Movie Shorts for Aug. 27

Inglourious basterds

There are a few things you can always count on from Quentin Tarantino. He always gorges himself on cinematic references. He always indulges in orgies of excessive, yet not distasteful, blood-soaked violence. And he always reimagines big-time actors in unexpected roles.

Then there are some things you can’t count on Tarantino to do. He doesn’t rely on conventions, and he doesn’t give a rip about keeping to the historical record, even as he directs a World War II comedy-action-drama. You just shouldn’t expect him to do these things.

“Inglourious Basterds” fits this mold, which is pretty universally Tarantino’s. It’s a historical fantasy of an American special ops unit in occupied France during the war. Its job is to hunt down Nazis, or, as their commander Lt. Aldo Raine pronounces it, “gnat-zees.”

Raine, played by Brad Pitt in what is easily one of the funniest and most likable roles of the year, is an anti-fascist hillbilly who has assembled elite Jewish-American soldiers to give the Germans no quarter. Along the way they meet up with a British film critic-warrior and a German double agent and carry out a plan to assassinate the Nazi high command.

By turns funny, serious, campy, grotesque and dramatic, this movie is an experimental mismatch of styles. Working with a loping, laid-back script, Tarantino finds plenty of adventurous screen compositions to work with his long, tense scenes. This is certainly one of his less frantic movies, but it’s quick enough to draw viewers in.

Still, I won’t lie. “Inglourious Basterds” has a lot of loose ends. Tarantino draws plenty of strands out of his wild imagination that don’t go anywhere.

But, as pretentious as it sounds, Tarantino is an auteur director through and through. These are his marks. If he makes mistakes, at least they’re his mistakes and not the boardroom filler of studio system executives.

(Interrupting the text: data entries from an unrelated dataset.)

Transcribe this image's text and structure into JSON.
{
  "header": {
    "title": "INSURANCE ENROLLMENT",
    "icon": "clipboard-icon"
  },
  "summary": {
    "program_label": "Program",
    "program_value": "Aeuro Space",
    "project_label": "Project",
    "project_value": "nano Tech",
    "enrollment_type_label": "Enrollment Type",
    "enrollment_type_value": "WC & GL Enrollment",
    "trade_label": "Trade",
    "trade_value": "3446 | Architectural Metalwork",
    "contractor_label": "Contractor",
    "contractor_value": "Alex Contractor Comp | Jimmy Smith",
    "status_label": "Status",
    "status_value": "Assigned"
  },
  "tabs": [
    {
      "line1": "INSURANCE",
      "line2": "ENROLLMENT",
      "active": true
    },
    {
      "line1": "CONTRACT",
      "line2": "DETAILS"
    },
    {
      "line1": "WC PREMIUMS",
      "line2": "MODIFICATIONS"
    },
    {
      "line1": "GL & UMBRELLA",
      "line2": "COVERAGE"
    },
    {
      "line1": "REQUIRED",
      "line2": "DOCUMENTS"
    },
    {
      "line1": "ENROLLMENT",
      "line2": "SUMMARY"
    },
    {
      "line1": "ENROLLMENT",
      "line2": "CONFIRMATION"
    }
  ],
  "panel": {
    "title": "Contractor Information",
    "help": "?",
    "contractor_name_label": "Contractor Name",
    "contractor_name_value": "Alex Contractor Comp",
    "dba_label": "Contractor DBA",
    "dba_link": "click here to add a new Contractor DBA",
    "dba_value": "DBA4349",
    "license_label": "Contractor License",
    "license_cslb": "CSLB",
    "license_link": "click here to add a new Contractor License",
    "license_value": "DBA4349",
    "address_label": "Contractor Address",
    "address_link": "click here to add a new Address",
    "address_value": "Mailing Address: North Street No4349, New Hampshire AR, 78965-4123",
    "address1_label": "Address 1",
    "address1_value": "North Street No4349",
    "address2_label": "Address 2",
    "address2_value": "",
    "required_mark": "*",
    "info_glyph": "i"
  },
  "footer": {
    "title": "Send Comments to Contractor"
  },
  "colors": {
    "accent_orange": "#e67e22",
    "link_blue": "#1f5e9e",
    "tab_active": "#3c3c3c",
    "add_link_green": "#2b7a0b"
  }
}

Tarantino voices his opinion, through Raine’s character, that this movie is his “masterpiece.” Well, not quite, but it’s still a good shot.



-Jonathan Pattishall



In The Loop

“In the Loop” is a semi-successful, occasionally funny attempt to harness (or simply rip off) the awkward, mockingly candid humor of “The Office” for the purpose of satirizing the lead-up to the Iraq War.

Unless you’re one of those indiscriminate receptacles that mistakes the cheap, repetitive gags of that show for comedic genius, then this movie will occasionally make you roar with laughter, but more often it will probably make you restless and bored.

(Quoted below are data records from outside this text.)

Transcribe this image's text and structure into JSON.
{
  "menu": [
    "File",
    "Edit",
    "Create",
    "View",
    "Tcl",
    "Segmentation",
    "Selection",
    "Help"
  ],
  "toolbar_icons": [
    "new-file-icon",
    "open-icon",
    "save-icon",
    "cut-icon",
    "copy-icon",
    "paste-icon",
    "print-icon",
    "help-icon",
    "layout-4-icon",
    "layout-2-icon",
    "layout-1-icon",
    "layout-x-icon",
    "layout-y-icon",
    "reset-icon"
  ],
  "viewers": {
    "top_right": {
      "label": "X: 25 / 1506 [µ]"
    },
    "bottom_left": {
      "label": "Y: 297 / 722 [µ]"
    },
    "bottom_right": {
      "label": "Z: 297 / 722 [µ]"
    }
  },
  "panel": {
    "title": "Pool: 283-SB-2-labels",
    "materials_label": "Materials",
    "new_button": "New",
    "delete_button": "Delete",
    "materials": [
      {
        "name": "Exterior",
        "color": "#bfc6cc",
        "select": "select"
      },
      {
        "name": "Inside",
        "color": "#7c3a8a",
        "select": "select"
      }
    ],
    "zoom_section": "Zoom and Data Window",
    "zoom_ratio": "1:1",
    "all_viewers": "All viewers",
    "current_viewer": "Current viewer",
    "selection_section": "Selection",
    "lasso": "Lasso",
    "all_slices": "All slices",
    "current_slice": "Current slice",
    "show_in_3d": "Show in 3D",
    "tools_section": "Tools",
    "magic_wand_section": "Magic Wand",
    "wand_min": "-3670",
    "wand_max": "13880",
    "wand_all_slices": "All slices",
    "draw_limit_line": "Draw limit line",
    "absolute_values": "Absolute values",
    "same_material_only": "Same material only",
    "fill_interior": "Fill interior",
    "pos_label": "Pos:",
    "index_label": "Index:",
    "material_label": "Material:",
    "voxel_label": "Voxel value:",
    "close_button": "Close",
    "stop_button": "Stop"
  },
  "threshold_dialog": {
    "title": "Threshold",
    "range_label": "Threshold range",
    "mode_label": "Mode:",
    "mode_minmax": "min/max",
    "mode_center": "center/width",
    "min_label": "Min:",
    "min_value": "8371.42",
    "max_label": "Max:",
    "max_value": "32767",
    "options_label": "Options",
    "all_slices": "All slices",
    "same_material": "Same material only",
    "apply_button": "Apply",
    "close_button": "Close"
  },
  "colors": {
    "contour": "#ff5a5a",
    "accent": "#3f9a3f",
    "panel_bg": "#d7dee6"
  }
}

Though the handheld camera work and faux-pas humor are straight out of “The Office” (as are some of the character types), the plot is somewhat a combination of last year’s “Burn After Reading” and 2006’s “Thank You For Smoking.”

When British Minister Simon Foster (Tom Hollander) slips up on a media question about the possibility of war with Iraq, the Labor government calls in its master spin doctor Malcolm Tucker (Peter Capaldi) to make sure Foster knows how to stick to the party line.

Through a series of mishaps, Foster and his aides keep gaffing on the issue as they are seized upon by competing factions of the U.S. State Department, both of whom want to exploit his bumbling idiocy for their own political gain.

The funniest parts of the movie are invariably explicit rants of Tucker, who is a free-styling, psychopathic bard of insulting vulgarities.

But what really saves it from completely flopping on the comedy, a la “The Office,” is probably where it comes from. “In the Loop” is a British production that gleans many actors from a U.K. TV show called “The Thick of It,” which also deals in political satire.

Coming from a people who don’t feel the need to be polite when their ministers screw things up, the Brits have always been more capable than their Yankee brothers at skewering their government and, as this movie shows, ours as well. And though it partly gets lost in its borrowed style, I can’t imagine an American production bashing the war hawks of Washington and London any better.